So attached she is to the cause and the belief that a small change can lead to a large difference, something known as the Butterfly Effect, that Greta has stopped eating meat and buying anything that is not absolutely necessary. In 2015, she stopped flying on planes, and a year later her mother followed suit giving up on her international performing career. They have installed solar batteries in their house.

The family grows their own vegetables on a small piece of land outside the city.

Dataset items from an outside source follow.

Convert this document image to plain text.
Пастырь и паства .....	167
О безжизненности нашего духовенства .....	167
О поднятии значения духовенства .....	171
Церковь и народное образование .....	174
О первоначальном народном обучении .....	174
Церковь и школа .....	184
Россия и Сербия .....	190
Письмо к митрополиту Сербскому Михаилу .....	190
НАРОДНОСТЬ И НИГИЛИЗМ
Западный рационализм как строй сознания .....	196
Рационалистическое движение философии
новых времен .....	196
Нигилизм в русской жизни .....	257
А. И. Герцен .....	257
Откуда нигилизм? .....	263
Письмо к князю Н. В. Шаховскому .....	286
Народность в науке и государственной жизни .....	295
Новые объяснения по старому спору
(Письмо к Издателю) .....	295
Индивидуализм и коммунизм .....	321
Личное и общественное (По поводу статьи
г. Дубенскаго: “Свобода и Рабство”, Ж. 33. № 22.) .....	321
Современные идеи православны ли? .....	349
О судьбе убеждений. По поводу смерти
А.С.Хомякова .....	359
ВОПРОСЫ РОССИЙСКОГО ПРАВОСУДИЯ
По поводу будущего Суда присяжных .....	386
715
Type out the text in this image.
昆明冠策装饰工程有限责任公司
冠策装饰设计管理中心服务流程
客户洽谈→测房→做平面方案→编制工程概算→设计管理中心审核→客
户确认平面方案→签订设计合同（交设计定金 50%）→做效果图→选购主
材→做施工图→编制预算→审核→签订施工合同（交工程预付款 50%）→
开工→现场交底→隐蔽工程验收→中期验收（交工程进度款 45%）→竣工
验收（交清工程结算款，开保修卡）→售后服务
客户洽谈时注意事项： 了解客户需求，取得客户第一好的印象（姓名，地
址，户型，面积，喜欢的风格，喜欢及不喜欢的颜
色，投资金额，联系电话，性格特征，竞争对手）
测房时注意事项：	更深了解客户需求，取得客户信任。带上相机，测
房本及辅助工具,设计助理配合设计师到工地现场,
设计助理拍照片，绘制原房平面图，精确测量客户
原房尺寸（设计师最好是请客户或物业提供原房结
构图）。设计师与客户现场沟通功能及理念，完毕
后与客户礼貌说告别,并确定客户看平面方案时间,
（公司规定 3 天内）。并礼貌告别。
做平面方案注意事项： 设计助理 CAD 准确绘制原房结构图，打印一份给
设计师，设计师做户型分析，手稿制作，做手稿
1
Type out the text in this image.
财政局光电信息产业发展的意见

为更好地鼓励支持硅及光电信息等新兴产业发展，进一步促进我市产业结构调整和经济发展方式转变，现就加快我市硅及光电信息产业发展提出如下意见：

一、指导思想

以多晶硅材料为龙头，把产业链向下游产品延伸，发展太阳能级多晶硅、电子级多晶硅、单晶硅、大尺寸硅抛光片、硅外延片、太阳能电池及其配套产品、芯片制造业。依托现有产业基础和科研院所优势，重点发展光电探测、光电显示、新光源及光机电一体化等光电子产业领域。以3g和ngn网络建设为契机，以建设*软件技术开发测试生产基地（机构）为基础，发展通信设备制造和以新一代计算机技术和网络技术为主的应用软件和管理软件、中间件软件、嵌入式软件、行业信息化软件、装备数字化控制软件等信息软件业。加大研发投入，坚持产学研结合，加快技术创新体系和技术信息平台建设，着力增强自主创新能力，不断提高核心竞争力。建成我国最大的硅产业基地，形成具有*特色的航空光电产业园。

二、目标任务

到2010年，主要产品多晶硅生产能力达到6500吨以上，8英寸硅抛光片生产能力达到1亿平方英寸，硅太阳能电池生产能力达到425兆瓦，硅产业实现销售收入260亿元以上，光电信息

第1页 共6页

They have an electric car, which they use only when necessary, and ride bikes for relatively short distances.

Sweden is said to have the most progressive legislation on climate change with its policies aiming to make the Nordic nation “the first fossil-free welfare state in the world”. In addition, the country is a signatory to the scientific census that countries must cut their emissions by 15 percent a year.

Calling the progressive legislation and scientific consensus “bu****it”, Greta says that in Sweden actual commissions had gone up by 3.6 percent in the first quarter of 2018.

Aiming to bring climate change at the centre of the political discourse of the country, Greta attended the United Nations climate change summit in December 2018. She reprimanded leaders of nearly 200 nations at the conference which took place in Poland, saying, “Since our leaders are behaving like children, we will have to take the responsibility they should have taken long ago.” She also had a one-on-one discussion with UN Secretary General António Guterres.

She also gave a compelling speech at Davos in January 2019, beseeching top leaders to act on climate change urgently.

Angered by the lackadaisical stance of countries towards the cause of climate change, she told The News Yorker, “The politics that’s needed to prevent the climate catastrophe—it doesn’t exist today. We need to change the system, as if we were in crisis, as if there were a war going on.”